Avverso questa sentenza propone ricorso l’Agenzia delle entrate per ottenerne la cassazione, che affida a due motivi, cui non v’è replica.

Diritto

1.- Il primo motivo di ricorso, col quale l’Agenzia si duole ex art. 360 c.p.c., comma 1, n. 3, della violazione del giudicato esterno, in quanto il giudice d’appello non ha considerato che sull’atto di diniego prodromico all’emissione della cartella è stata pronunciata sentenza di primo grado divenuta definitiva per mancata impugnazione, è fondato ed assorbe l’esame del secondo.

Risale al 1 ottobre 2008 il deposito della sentenza n. 520/47/07, depositata dall’ufficio con attestazione di passaggio in giudicato, con la quale la Commissione tributaria provinciale di Milano, sezione 47, ha respinto il ricorso proposto dal contribuente avverso il prodromico diniego di definizione L. n. 289 del 2002, art. 9 bis escludendo che il ritardo nel versamento dell’ultima rata di Euro 6139,04 potesse essere imputato ad errore scusabile. Al momento della pronuncia della sentenza impugnata, risalente al 5 novembre 2008, per conseguenza, il giudicato non si era ancora prodotto, non potendo, quindi, essere dedotto dall’Agenzia. Ritualmente l’ufficio l’ha fatto valere nell’odierno giudizio di legittimità.

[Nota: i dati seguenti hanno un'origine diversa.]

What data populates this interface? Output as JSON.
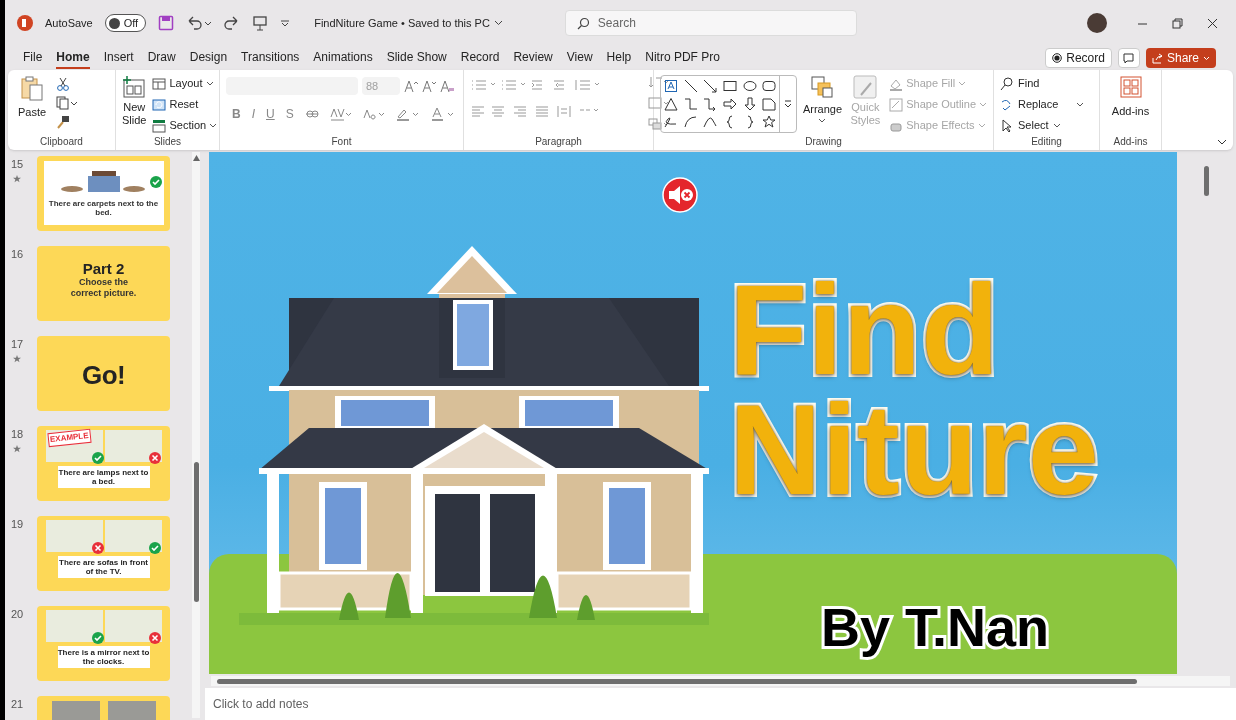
{
  "title_bar": {
    "autosave_label": "AutoSave",
    "autosave": {
      "on": false,
      "label": "Off"
    },
    "document_title": "FindNiture Game • Saved to this PC",
    "search": {
      "placeholder": "Search"
    }
  },
  "menu_tabs": [
    {
      "label": "File",
      "selected": false
    },
    {
      "label": "Home",
      "selected": true
    },
    {
      "label": "Insert",
      "selected": false
    },
    {
      "label": "Draw",
      "selected": false
    },
    {
      "label": "Design",
      "selected": false
    },
    {
      "label": "Transitions",
      "selected": false
    },
    {
      "label": "Animations",
      "selected": false
    },
    {
      "label": "Slide Show",
      "selected": false
    },
    {
      "label": "Record",
      "selected": false
    },
    {
      "label": "Review",
      "selected": false
    },
    {
      "label": "View",
      "selected": false
    },
    {
      "label": "Help",
      "selected": false
    },
    {
      "label": "Nitro PDF Pro",
      "selected": false
    }
  ],
  "record_button": "Record",
  "share_button": "Share",
  "ribbon": {
    "clipboard": {
      "label": "Clipboard",
      "paste": "Paste"
    },
    "slides": {
      "label": "Slides",
      "new_slide": "New Slide",
      "items": [
        "Layout",
        "Reset",
        "Section"
      ]
    },
    "font": {
      "label": "Font",
      "size": "88",
      "format_glyphs": [
        "B",
        "I",
        "U",
        "S"
      ]
    },
    "paragraph": {
      "label": "Paragraph"
    },
    "drawing": {
      "label": "Drawing",
      "arrange": "Arrange",
      "quick_styles": {
        "label": "Quick Styles",
        "disabled": true
      },
      "shape_items": [
        {
          "label": "Shape Fill",
          "disabled": true
        },
        {
          "label": "Shape Outline",
          "disabled": true
        },
        {
          "label": "Shape Effects",
          "disabled": true
        }
      ]
    },
    "editing": {
      "label": "Editing",
      "items": [
        "Find",
        "Replace",
        "Select"
      ]
    },
    "addins": {
      "label": "Add-ins",
      "button": "Add-ins"
    }
  },
  "thumbnails": [
    {
      "number": "15",
      "animated": true,
      "kind": "picture",
      "caption": "There are carpets next to the bed."
    },
    {
      "number": "16",
      "animated": false,
      "kind": "title",
      "heading": "Part 2",
      "caption": "Choose the correct picture."
    },
    {
      "number": "17",
      "animated": true,
      "kind": "go",
      "heading": "Go!"
    },
    {
      "number": "18",
      "animated": true,
      "kind": "compare",
      "tag": "EXAMPLE",
      "caption": "There are lamps next to a bed."
    },
    {
      "number": "19",
      "animated": false,
      "kind": "compare",
      "caption": "There are sofas in front of the TV."
    },
    {
      "number": "20",
      "animated": false,
      "kind": "compare",
      "caption": "There is a mirror next to the clocks."
    },
    {
      "number": "21",
      "animated": false,
      "kind": "partial"
    }
  ],
  "slide": {
    "title_lines": [
      "Find",
      "Niture"
    ],
    "byline": "By T.Nan"
  },
  "notes": {
    "placeholder": "Click to add notes"
  }
}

Il rigetto nel merito dell’impugnazione del diniego di definizione preclude il riesame dello stesso punto di diritto accertato e risolto, e ciò anche se il giudizio odierno ha finalità diverse da quelle che hanno costituito lo scopo ed il petitum del primo (in termini, Cass., ord. 5 marzo 2013, n. 5378).

2.- Il ricorso va accolto, la sentenza cassata e, non sussistendo necessità di ulteriori accertamenti di fatto, il giudizio va deciso nel merito, col rigetto dell’impugnazione originariamente proposta.

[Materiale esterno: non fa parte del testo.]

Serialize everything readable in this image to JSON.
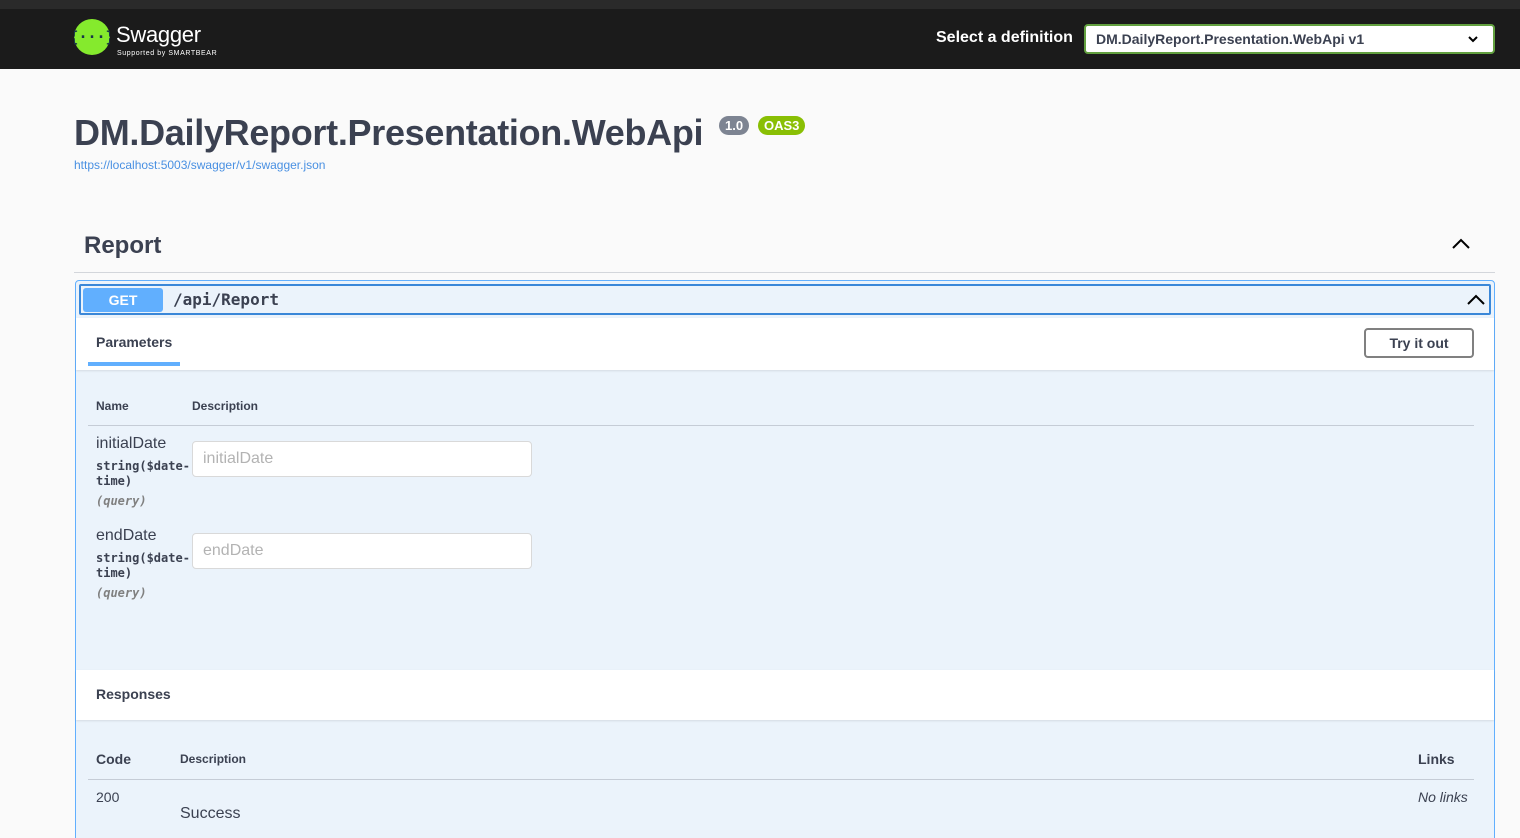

Le spese concernenti i gradi di merito vanno compensate, essendosi prodotto il giudicato successivamente alla pronuncia di secondo grado. Le spese del giudizio di legittimità seguono la soccombenza.

PQM

La Corte:

accoglie il ricorso, cassa la sentenza impugnata e, decidendo nel merito, rigetta l’impugnazione originariamente proposta. Compensa le spese inerenti al merito e condanna il contribuente alla rifusione di quelle del giudizio di legittimità, che liquida in Euro 3000,00 per compensi, oltre alle spese prenotate a debito.

Così deciso in Roma, il 12 aprile 2016.